NASA's Near-Earth Object Wide-field Infrared Survey Explorer (NEOWISE) spacecraft has spotted a never-before-seen asteroid -- its first such discovery since coming out of hibernation last year.
NEOWISE originally was called the Wide-field Infrared Survey Explorer (WISE), which had made the most comprehensive survey to date of asteroids and comets. The spacecraft was shut down in 2011 after its primary mission was completed. But in September 2013, it was reactivated, renamed and given a new mission, which is to assist NASA's efforts to identify the population of potentially hazardous near-Earth objects (NEOs). NEOWISE also can assist in characterizing previously detected asteroids that could be considered potential targets for future exploration missions.
NEOWISE's first discovery of its renewed mission came on Dec. 29 -- a near-Earth asteroid designated 2013 YP139. The mission's sophisticated software picked out the moving object against a background of stationary stars. As NEOWISE circled Earth scanning the sky, it observed the asteroid several times over half a day before the object moved beyond its view. Researchers at the University of Arizona used the Spacewatch telescope at the Kitt Peak National Observatory southwest of Tucson to confirm the discovery. Peter Birtwhistle, an amateur astronomer at the Great Shefford Observatory in West Berkshire, England, also contributed follow-up observations. NASA expects 2013 YP139 will be the first of hundreds of asteroid discoveries for NEOWISE.
"We are delighted to get back to finding and characterizing asteroids and comets, especially those that come into Earth's neighborhood," said Amy Mainzer, the mission's principal investigator from NASA's Jet Propulsion Laboratory in Pasadena, Calif. "With our infrared sensors that detect heat, we can learn about their sizes and reflectiveness."
2013 YP139 is about 27 million miles (43 million kilometers) from Earth. Based on its infrared brightness, scientists estimate it to be roughly 0.4 miles (650 meters) in diameter and extremely dark, like a piece of coal. The asteroid circles the sun in an elliptical orbit tilted to the plane of our solar system and is classified as potentially hazardous. It is possible for its orbit to bring it as close as 300,000 miles from Earth, a little more than the distance to the moon. However, it will not come that close within the next century.
WISE discovered more than 34,000 asteroids and characterized 158,000 throughout the solar system during its prime mission in 2010 and early 2011. Its reactivation in September followed 31 months in hibernation.

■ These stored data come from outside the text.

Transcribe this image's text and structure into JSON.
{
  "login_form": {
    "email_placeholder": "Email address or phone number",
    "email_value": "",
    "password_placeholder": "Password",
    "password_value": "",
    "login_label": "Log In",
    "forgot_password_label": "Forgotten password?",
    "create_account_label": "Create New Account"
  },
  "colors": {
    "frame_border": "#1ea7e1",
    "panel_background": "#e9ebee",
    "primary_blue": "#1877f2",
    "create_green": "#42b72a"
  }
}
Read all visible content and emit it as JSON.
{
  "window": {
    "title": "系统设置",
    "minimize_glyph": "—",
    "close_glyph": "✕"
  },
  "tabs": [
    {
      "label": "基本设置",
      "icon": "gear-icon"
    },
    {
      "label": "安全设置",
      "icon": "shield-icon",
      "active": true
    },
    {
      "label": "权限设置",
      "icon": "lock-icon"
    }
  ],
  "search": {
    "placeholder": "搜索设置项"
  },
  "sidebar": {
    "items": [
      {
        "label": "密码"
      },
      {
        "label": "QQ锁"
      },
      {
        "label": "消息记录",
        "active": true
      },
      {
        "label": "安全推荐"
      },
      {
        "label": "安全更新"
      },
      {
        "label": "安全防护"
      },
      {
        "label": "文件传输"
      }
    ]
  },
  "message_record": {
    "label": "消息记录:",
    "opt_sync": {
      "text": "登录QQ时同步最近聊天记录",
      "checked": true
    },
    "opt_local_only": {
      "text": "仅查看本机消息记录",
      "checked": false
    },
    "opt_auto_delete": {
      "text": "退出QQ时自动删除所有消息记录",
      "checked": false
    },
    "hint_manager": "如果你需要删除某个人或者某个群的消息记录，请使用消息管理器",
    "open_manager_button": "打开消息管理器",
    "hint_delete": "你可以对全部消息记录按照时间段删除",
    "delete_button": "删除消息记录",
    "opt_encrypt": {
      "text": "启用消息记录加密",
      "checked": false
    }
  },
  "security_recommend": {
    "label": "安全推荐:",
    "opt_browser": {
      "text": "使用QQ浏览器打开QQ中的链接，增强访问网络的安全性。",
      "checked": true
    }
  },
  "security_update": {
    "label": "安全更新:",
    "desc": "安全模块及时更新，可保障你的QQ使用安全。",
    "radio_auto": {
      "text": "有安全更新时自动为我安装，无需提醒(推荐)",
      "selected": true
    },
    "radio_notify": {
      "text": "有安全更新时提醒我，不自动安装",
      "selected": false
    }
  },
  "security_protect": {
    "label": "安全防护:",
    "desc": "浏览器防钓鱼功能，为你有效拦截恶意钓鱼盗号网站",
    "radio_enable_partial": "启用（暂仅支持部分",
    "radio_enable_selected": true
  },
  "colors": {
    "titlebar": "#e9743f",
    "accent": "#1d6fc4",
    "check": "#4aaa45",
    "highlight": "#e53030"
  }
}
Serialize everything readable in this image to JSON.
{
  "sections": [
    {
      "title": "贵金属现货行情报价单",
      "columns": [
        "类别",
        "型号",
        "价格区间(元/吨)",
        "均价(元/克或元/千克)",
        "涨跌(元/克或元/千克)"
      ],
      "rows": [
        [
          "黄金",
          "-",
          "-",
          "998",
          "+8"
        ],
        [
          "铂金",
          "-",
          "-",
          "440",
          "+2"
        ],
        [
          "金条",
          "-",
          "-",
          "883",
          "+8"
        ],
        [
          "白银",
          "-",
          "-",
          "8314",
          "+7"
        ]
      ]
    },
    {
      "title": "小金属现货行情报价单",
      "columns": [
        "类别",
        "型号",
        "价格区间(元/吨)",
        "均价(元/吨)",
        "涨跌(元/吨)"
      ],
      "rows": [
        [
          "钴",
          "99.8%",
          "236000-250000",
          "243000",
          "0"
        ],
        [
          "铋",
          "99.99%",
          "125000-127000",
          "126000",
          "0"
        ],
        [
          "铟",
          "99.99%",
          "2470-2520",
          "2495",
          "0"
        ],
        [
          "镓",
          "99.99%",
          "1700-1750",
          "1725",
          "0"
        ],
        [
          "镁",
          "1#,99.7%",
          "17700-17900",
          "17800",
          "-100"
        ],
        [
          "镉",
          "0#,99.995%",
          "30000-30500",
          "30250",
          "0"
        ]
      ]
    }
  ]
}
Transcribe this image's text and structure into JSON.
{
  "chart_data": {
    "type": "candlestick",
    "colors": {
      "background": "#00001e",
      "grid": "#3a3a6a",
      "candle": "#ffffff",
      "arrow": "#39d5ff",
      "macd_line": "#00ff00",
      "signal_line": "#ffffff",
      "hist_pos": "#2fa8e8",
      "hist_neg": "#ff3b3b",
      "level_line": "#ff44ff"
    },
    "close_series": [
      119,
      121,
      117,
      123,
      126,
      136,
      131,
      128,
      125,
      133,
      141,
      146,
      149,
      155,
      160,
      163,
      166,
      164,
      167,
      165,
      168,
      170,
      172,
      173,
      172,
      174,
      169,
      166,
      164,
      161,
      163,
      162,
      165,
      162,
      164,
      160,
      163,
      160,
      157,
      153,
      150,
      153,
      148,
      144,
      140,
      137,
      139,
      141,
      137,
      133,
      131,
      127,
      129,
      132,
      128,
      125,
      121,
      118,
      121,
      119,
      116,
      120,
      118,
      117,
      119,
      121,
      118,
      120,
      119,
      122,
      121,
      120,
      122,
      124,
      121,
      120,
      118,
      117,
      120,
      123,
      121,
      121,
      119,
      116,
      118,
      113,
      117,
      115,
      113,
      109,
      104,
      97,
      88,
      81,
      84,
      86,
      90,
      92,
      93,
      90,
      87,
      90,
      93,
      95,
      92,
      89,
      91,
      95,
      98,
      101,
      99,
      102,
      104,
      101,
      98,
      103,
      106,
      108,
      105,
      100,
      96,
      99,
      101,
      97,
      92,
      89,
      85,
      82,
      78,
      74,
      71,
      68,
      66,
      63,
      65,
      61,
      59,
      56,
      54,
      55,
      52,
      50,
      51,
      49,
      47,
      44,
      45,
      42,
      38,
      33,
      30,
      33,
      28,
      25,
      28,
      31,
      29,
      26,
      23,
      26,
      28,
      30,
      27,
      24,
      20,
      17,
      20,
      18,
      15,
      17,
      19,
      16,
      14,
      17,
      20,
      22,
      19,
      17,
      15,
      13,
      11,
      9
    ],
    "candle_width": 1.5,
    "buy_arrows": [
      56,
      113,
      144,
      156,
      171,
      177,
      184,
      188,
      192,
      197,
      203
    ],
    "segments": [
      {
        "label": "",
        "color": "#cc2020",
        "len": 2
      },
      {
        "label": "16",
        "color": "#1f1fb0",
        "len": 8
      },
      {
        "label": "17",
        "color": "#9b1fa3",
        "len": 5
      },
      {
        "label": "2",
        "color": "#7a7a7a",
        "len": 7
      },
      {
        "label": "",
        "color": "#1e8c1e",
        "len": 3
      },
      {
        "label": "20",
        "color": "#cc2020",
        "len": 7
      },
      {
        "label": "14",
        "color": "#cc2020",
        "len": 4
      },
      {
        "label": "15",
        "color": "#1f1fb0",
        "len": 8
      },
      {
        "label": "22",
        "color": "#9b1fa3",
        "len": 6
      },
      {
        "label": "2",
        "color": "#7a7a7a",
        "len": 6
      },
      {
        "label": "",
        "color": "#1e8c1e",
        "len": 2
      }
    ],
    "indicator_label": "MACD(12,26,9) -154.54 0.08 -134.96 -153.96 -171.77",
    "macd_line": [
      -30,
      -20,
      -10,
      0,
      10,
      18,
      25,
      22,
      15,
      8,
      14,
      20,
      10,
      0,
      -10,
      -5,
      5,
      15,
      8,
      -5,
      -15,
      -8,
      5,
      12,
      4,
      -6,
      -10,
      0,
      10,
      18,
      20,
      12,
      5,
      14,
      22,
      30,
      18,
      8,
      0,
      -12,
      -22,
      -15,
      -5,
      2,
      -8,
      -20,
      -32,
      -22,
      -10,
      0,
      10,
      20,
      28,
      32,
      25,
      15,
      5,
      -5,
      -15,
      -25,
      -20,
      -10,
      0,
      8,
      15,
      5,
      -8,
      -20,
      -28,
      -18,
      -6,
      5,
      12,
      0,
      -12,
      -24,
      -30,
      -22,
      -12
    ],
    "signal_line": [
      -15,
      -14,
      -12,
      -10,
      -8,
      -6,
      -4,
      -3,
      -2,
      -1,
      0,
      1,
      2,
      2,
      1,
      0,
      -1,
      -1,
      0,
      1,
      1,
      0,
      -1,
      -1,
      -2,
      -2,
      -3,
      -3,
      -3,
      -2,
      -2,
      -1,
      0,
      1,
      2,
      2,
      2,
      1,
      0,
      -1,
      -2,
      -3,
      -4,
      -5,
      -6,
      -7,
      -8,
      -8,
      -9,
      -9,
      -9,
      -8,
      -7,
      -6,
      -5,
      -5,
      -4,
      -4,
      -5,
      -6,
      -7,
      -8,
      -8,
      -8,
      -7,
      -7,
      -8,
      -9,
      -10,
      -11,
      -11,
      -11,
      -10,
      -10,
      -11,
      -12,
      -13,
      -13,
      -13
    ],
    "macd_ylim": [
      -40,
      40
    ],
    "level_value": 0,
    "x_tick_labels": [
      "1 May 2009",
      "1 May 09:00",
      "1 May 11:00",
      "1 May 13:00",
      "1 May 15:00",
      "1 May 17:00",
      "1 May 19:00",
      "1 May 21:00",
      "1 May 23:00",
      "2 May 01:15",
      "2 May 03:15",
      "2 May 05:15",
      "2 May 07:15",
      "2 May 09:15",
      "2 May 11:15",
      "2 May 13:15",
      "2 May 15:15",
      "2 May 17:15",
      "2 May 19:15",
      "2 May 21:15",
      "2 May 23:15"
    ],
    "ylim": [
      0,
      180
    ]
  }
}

NEOWISE will continue to detect asteroids and comets. The observations will be automatically sent to the clearinghouse for solar system bodies, the Minor Planet Center in Cambridge, Mass., for comparison against the known catalog of solar system objects and to determine orbit if the object is not known. A community of professional and amateur astronomers will provide follow-up observations, establishing firm orbits for the previously unseen objects.
Infrared sensors, similar to the cameras on NEOWISE, are a powerful tool for discovering, cataloging and understanding the asteroid population. Some of the objects about which NEOWISE will be collecting data could become candidates for NASA's announced asteroid initiative, which will be the first mission to identify, capture and relocate an asteroid for astronauts to explore. The initiative represents an unprecedented technological feat that will lead to new scientific discoveries and technological capabilities that will help protect our home planet and achieve the goal of sending humans to an asteroid by 2025.